Sorry to be slow Ed getting back to your question about the SBC Takeover. I had a full schedule this weekend.
I was in High School in 1979 and a member of Kirkwood Baptist Church in the St. Louis area. For me the Takeover was part of the continued saga of being a progressive SBC congregation. Kirkwood had already been under criticism in the St. Louis Association for ordaining women deacons. And I began to hear information about the takeover from our pastor Dr. John H. Hewett.
I attended Missouri Baptist College (now University) from 1982-1986 and there was already pressure on the faculty from the Takeover crowd. I had a professor's contract not renewed because "he was perceived as not being conservative enough." Yep, "perceived."
I started at SBTS in 1986 and was in the last year or so of Roy Honeycutts time there. I saw the pressure and tactics being used by the Takeover crowd while there. I transferred to MBTS in 1987 to marry a young lady from Kansas City. I was at MBTS when I attended the SBC meeting in Las Vegas and I saw the microphones cut off on moderate speakers, I saw fundy messengers vote their children's ballots, and I saw the antics of Adrian Rogers who acted more like a king than a pastor during those sessions.
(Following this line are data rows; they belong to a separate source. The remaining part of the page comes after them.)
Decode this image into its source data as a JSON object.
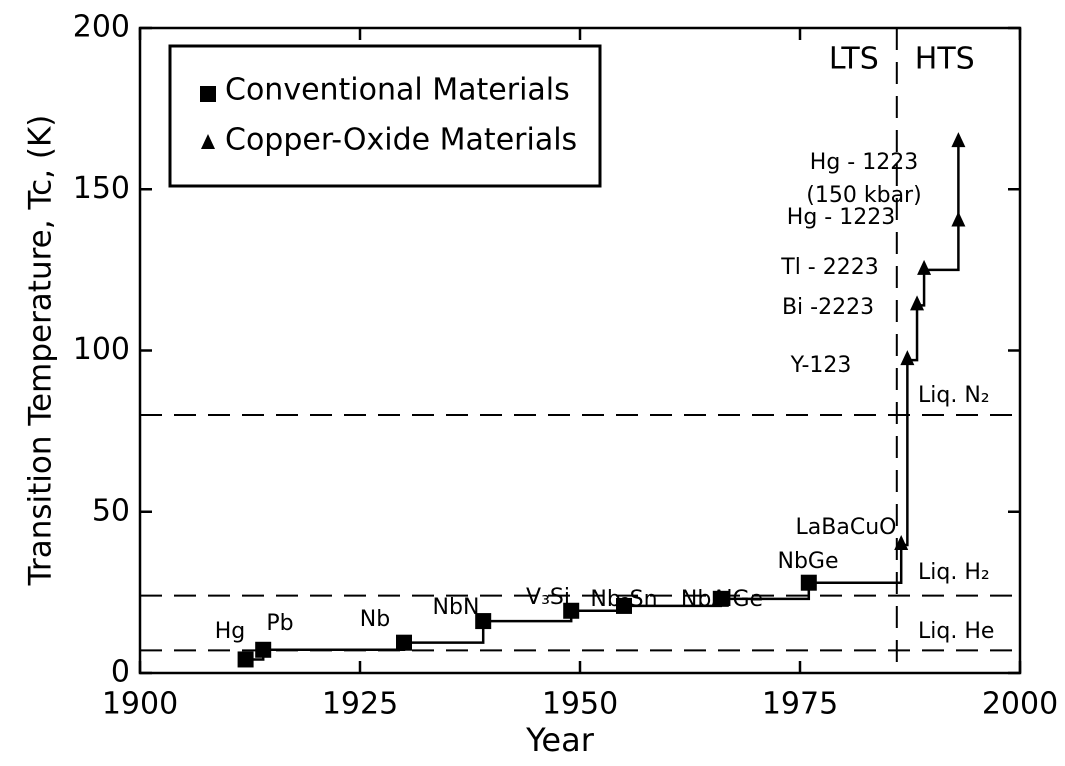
{
  "chart_data": {
    "type": "step",
    "xlabel": "Year",
    "ylabel": "Transition Temperature, Tc, (K)",
    "xlim": [
      1900,
      2000
    ],
    "xticks": [
      1900,
      1925,
      1950,
      1975,
      2000
    ],
    "ylim": [
      0,
      200
    ],
    "yticks": [
      0,
      50,
      100,
      150,
      200
    ],
    "series": [
      {
        "name": "Conventional Materials",
        "marker": "square",
        "color": "#000000",
        "x": [
          1912,
          1914,
          1930,
          1939,
          1949,
          1955,
          1966,
          1976
        ],
        "values": [
          4.2,
          7.2,
          9.4,
          16.1,
          19.3,
          20.8,
          23,
          28
        ],
        "labels": [
          "Hg",
          "Pb",
          "Nb",
          "NbN",
          "V₃Si",
          "Nb₃Sn",
          "NbAlGe",
          "NbGe"
        ]
      },
      {
        "name": "Copper-Oxide Materials",
        "marker": "triangle",
        "color": "#000000",
        "x": [
          1986.5,
          1987.2,
          1988.3,
          1989.1,
          1993,
          1993
        ],
        "values": [
          39.7,
          97,
          114,
          125,
          140,
          164.6
        ],
        "labels": [
          "LaBaCuO",
          "Y-123",
          "Bi -2223",
          "Tl - 2223",
          "Hg - 1223",
          [
            "Hg - 1223",
            "(150 kbar)"
          ]
        ]
      }
    ],
    "reference_lines": [
      {
        "label": "Liq. N₂",
        "value": 80
      },
      {
        "label": "Liq. H₂",
        "value": 24
      },
      {
        "label": "Liq. He",
        "value": 7
      }
    ],
    "divider": {
      "value": 1986,
      "left_label": "LTS",
      "right_label": "HTS"
    },
    "legend": "upper left"
  }
}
I was at MBTS when Paige Patterson came to preach at our chapel after he had been encouraging students to record and report on professor's theologies. I attended one of the early organizing meetings of the CBF in Indianapolis when a fundy reporting was reading our name tags and writing down our names so he could "report" us for our rebellious behavior. I double checked to make sure he could spell "Bonney" correctly.
I left the SBC in 1991 overcome with the politics, hypocrisy, and lack of Christian behavior I'd seen out of Baptist fundamentalist leaders in the last decade deciding I wanted nothing further to do with such a religous system.
I had my ordination recognized by the ABC/USA and found the denomination to be much more what I expected out of a Christian organization than what I'd experienced as a young person in the SBC.
I think that is a good place to stop as it summarizes my SBC journey. Why I'm no longer a Baptist is a whole other story.